KARACHI: A delegation comprising the chief of NGO Durbeen, academic experts from University of Helsinki met Sindh Chief Minister Syed Murad Ali Shah here at CM House on Saturday to brief him about their initiative to run a government-run teachers’ education college in Karachi.
The delegation comprised Durbeen’s CEO, Ms Salma A. Alam, the Vice-Rector of the Government Elementary College of Education (GECE), Hussainabad, Aamna Pasha and Durbeen’s academic partners and experts from University of Helsinki, Finland.
Earlier this year, the Government of Sindh had handed over the management of a teacher training institute, the Government Elementary College of Education (GECE), Hussainabad to Durbeen, a non-profit organization working to improve public sector education in Pakistan. Given the pressing need to improve the quality of new government school teachers, Sindh chief minister had launched the partnership under his patronage in March 2019 and announced it to be the flagship programme in Sindh for teachers’ education. The delegation briefed the chief minister on the progress of the programme, which also includes a free of cost, 4-year B.Ed. (Hons) degree for women. Durbeen guarantees teaching jobs to successful graduates by offering conditional jobs to students at the time of joining the college. CEO Durbeen, Ms Salma A. Alam said the initiative is aimed to achieve high-quality graduates to serve government schools, thereby improving their academic standards.

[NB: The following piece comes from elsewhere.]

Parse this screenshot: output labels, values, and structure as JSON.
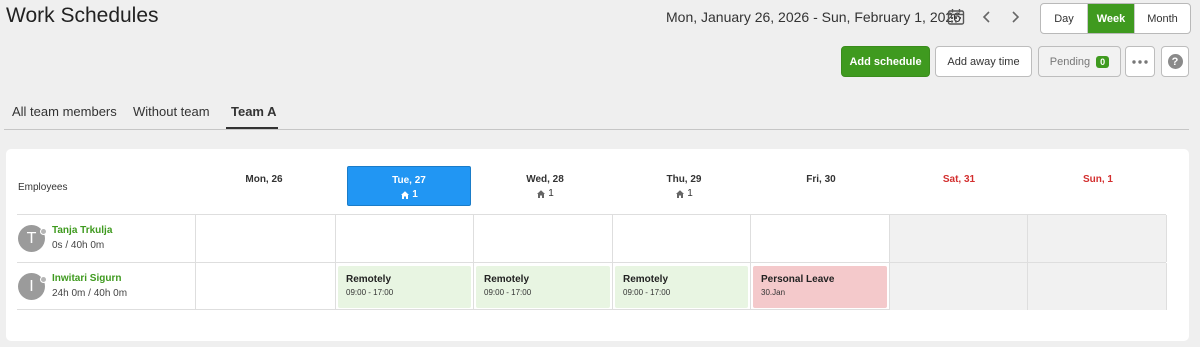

Over the last three months, Durbeen has renovated and refurbishing the campus, digitised the administration and carefully curated a panel of foreign qualified teacher educators for the first year of B.Ed. (Hons) classes to begin from August 2019. To further improve academic standards, Durbeen partnered with leading University of Helsinki, Finland. Experts from this university are now training the faculty members of the Government Elementary College of Education (GECE) which is also improving its existing 4-year B.Ed. curriculum. The delegation was also joined by Shehzad Roy, President of Durbeen’s sister organisation, Zindagi Trust. Speaking on private sector's intervention for improving quality of public schools, Shehzad Roy cited the example of Muhammad Ali Tabba a major donor of Durbeen and Zindagi Trust. Tabba believes cutting-edge programmes providing free higher education to girls cannot be sustainable without the private sector’s support.
Speaking on the occasion, Chief Minister Sindh Syed Murad Ali Shah said he was pleased with the progress of the college and asked them to ensure that maximum number of intermediate and A-level qualified young women apply for admission so the public education system in Sindh might finally have a much-needed talent pool of highly qualified teachers ready for service in the government schools. Secretary, Sindh Education and Literacy Department, Qazi Shahid Pervaiz, shared his view from a recent visit to the college and expressed strong interest in having this internationally benchmarked programme replicated in the remaining 29 teacher training institutes of Sindh.